简体   繁体   English

R-遍历每个组并动态分配值

[英]R- Iterating through each group and dynamically assigning values

I have the following dataset:我有以下数据集:

id ID row_name行名 start_date开始日期 end_date结束日期 rows_overlap_period rows_overlap_period
person_1人_1 1 1个 2010-04-23 2010-04-23 2010-06-22 2010-06-22 2,3,4,5,6 2,3,4,5,6
person_1人_1 2 2个 2010-04-25 2010-04-25 2010-06-24 2010-06-24 3,4,5,6 3,4,5,6
person_1人_1 3 3个 2010-04-27 2010-04-27 2010-06-26 2010-06-26 4,5,6,7 4,5,6,7
person_1人_1 4 4个 2010-04-29 2010-04-29 2010-06-28 2010-06-28 5,6,7,8 5,6,7,8
person_1人_1 5 5个 2010-04-30 2010-04-30 2010-06-29 2010-06-29 6,7,8 6,7,8
person_1人_1 6 6个 2010-05-08 2010-05-08 2010-07-07 2010-07-07 7,8 7,8
person_1人_1 7 7 2010-06-26 2010-06-26 2010-08-25 2010-08-25 8 8个
person_1人_1 8 8个 2010-06-28 2010-06-28 2010-08-27 2010-08-27
person_2人_2 9 9 2010-07-30 2010-07-30 2010-09-28 2010-09-28 10 10
person_2人_2 10 10 2010-08-02 2010-08-02 2010-10-01 2010-10-01

The "rows_overlap_period" column indicates which other records started between the 'start_date' and 'end_date' period. “rows_overlap_period”列指示哪些其他记录在“start_date”和“end_date”期间开始。

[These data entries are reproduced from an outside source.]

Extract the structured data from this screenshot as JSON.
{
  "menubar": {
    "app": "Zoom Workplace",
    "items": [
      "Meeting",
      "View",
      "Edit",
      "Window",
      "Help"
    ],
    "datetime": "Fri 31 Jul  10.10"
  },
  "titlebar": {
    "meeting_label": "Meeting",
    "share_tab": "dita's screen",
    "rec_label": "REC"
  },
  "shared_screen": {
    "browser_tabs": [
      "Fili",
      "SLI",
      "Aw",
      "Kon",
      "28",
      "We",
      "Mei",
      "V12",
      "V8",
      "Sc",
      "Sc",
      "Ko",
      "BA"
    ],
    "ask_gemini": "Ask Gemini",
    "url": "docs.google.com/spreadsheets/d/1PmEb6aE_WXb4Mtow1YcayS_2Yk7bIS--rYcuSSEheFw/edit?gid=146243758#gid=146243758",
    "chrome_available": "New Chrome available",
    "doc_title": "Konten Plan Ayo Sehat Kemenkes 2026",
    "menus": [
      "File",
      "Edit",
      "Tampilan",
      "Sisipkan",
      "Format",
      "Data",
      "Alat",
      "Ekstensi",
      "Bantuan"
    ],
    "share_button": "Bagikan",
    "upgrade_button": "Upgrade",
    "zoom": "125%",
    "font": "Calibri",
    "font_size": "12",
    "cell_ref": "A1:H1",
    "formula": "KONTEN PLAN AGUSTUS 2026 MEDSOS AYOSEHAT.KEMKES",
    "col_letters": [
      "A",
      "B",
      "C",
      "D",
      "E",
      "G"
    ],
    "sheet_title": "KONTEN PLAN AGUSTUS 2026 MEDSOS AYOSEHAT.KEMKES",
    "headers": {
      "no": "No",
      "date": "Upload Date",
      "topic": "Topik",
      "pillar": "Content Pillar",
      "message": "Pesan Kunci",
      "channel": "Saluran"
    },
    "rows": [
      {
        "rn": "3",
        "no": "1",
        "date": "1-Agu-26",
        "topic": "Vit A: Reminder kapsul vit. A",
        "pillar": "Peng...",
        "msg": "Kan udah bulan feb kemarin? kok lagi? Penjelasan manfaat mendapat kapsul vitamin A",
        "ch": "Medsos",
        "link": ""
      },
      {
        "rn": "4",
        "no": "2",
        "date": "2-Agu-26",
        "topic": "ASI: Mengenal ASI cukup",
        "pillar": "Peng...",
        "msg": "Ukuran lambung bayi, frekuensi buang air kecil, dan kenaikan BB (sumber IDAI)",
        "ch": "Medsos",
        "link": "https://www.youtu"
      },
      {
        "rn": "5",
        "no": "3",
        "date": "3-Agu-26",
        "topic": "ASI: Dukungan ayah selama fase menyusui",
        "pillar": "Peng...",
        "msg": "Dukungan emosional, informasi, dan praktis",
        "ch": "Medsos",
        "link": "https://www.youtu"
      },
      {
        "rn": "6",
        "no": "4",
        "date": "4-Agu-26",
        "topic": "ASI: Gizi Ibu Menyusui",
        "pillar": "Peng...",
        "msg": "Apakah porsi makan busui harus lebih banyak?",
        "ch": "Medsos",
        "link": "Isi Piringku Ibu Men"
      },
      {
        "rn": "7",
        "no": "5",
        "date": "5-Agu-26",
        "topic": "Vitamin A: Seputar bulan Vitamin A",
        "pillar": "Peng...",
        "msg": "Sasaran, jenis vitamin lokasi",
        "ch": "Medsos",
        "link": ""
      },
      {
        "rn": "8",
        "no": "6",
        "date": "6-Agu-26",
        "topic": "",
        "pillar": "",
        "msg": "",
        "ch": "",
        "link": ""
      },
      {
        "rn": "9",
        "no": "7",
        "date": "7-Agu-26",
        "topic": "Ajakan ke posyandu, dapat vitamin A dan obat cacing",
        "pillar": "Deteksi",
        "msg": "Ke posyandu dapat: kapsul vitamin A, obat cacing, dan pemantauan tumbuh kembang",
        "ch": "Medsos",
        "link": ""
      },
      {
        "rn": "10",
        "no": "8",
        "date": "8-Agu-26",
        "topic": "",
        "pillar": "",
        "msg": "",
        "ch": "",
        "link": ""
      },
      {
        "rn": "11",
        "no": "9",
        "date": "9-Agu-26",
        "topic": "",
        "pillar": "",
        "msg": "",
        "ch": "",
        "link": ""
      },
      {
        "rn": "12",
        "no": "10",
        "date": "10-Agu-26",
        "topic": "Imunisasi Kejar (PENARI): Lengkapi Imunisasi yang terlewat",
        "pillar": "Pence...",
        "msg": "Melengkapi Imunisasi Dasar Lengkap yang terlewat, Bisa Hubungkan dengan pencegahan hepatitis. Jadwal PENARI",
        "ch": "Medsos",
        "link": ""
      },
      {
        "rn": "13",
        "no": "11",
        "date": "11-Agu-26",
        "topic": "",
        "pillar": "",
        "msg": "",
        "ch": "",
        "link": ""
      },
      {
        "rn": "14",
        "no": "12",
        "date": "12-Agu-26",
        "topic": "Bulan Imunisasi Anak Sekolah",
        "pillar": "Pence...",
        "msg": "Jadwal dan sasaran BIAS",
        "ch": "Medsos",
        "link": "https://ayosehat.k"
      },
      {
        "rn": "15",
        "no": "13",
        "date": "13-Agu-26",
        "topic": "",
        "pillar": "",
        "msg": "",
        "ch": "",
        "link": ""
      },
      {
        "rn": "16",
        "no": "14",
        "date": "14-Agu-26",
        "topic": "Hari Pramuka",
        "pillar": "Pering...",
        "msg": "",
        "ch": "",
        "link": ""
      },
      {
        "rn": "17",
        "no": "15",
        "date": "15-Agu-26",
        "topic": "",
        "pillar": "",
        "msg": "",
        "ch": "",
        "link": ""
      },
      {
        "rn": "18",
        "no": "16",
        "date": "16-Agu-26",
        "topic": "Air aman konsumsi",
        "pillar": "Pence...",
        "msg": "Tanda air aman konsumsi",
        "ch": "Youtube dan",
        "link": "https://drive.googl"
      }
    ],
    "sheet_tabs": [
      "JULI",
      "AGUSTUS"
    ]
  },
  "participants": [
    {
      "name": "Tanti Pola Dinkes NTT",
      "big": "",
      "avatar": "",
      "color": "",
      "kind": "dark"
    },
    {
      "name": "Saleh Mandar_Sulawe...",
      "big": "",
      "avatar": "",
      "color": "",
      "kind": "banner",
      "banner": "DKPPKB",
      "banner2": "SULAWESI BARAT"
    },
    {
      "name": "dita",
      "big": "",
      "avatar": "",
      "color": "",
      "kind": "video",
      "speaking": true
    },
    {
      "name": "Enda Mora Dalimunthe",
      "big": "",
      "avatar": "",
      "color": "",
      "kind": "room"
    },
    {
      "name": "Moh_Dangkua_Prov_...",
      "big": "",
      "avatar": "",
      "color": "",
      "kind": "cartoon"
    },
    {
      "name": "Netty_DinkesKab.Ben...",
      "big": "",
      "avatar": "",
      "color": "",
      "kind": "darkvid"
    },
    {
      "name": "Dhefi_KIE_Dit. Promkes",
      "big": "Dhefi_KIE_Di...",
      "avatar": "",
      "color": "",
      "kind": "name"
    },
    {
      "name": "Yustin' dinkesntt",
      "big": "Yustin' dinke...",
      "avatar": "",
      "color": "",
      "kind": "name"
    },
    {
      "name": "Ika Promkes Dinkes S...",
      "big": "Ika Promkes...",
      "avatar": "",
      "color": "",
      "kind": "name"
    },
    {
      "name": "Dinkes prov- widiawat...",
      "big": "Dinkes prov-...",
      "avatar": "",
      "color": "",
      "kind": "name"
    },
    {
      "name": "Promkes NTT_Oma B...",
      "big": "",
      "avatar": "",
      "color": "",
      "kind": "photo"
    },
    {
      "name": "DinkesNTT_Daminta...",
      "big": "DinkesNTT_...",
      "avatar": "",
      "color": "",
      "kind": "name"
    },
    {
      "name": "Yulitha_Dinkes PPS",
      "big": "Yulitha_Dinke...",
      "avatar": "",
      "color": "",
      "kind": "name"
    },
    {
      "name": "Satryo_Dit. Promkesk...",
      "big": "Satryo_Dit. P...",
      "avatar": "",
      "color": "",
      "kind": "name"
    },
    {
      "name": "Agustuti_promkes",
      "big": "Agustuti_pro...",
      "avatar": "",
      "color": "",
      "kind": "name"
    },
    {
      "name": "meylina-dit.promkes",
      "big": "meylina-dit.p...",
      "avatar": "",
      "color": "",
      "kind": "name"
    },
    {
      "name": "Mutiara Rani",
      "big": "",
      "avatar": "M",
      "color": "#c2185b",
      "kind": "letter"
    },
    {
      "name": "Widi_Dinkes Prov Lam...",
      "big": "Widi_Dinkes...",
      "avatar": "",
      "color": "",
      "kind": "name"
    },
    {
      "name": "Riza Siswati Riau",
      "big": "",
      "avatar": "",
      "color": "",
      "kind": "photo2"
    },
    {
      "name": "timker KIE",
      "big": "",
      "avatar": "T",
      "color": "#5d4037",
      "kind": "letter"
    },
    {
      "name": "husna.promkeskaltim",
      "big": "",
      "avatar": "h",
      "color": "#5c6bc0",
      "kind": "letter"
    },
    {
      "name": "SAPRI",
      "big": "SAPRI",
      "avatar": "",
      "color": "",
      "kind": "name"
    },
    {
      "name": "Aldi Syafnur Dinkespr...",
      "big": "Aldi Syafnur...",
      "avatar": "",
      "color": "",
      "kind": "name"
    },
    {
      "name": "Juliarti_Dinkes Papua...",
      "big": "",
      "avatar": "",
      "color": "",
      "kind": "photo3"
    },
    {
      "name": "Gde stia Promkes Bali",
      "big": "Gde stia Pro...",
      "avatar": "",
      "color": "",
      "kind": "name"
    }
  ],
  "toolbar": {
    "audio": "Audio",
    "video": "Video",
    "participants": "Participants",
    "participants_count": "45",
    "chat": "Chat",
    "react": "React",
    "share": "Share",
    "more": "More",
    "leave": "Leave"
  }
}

However, I would iterate within each group to arrive at the following result:但是,我会在每个组内进行迭代以得出以下结果:

id ID row_name行名 start_date开始日期 end_date结束日期 rows_overlap_period rows_overlap_period
person_1人_1 1 1个 2010-04-23 2010-04-23 2010-06-22 2010-06-22 2,3,4,5,6 2,3,4,5,6
person_1人_1 2 2个 2010-04-25 2010-04-25 2010-06-24 2010-06-24
person_1人_1 3 3个 2010-04-27 2010-04-27 2010-06-26 2010-06-26
person_1人_1 4 4个 2010-04-29 2010-04-29 2010-06-28 2010-06-28
person_1人_1 5 5个 2010-04-30 2010-04-30 2010-06-29 2010-06-29
person_1人_1 6 6个 2010-05-08 2010-05-08 2010-07-07 2010-07-07
person_1人_1 7 7 2010-06-26 2010-06-26 2010-08-25 2010-08-25 8 8个
person_1人_1 8 8个 2010-06-28 2010-06-28 2010-08-27 2010-08-27
person_2人_2 9 9 2010-07-30 2010-07-30 2010-09-28 2010-09-28 10 10
person_2人_2 10 10 2010-08-02 2010-08-02 2010-10-01 2010-10-01

This "output" would be the result of the 'following algorithm':这个“输出”将是“以下算法”的结果:

For each group:对于每个组:

  1. Get the first row for which the 'rows_overlap_period' column are not empty (eg: row_name = 1)获取“rows_overlap_period”列不为空的第一行(例如:row_name = 1)
  2. For selected row, I get list of overlap values (eg "2,3,4,5,6") and assign ' ' to all row_names in column 'rows_overlap_period' (in this case, replace the values "3,4,5,6", "4,5,6,7", "5,6,7,8", "6,7,8" and "7,8" with " ")对于选定的行,我得到重叠值的列表(例如“2,3,4,5,6”)并将''分配给'rows_overlap_period'列中的所有row_names(在这种情况下,替换值“3,4,5 ,6", "4,5,6,7", "5,6,7,8", "6,7,8" 和 "7,8" 带 " ")
  3. For the same group, I look for the next line that doesn't have null values and repeat steps 1 and 2. If it doesn't exist, I move on to the next group.对于同一组,我寻找下一行没有空值并重复步骤 1 和 2。如果不存在,我继续下一组。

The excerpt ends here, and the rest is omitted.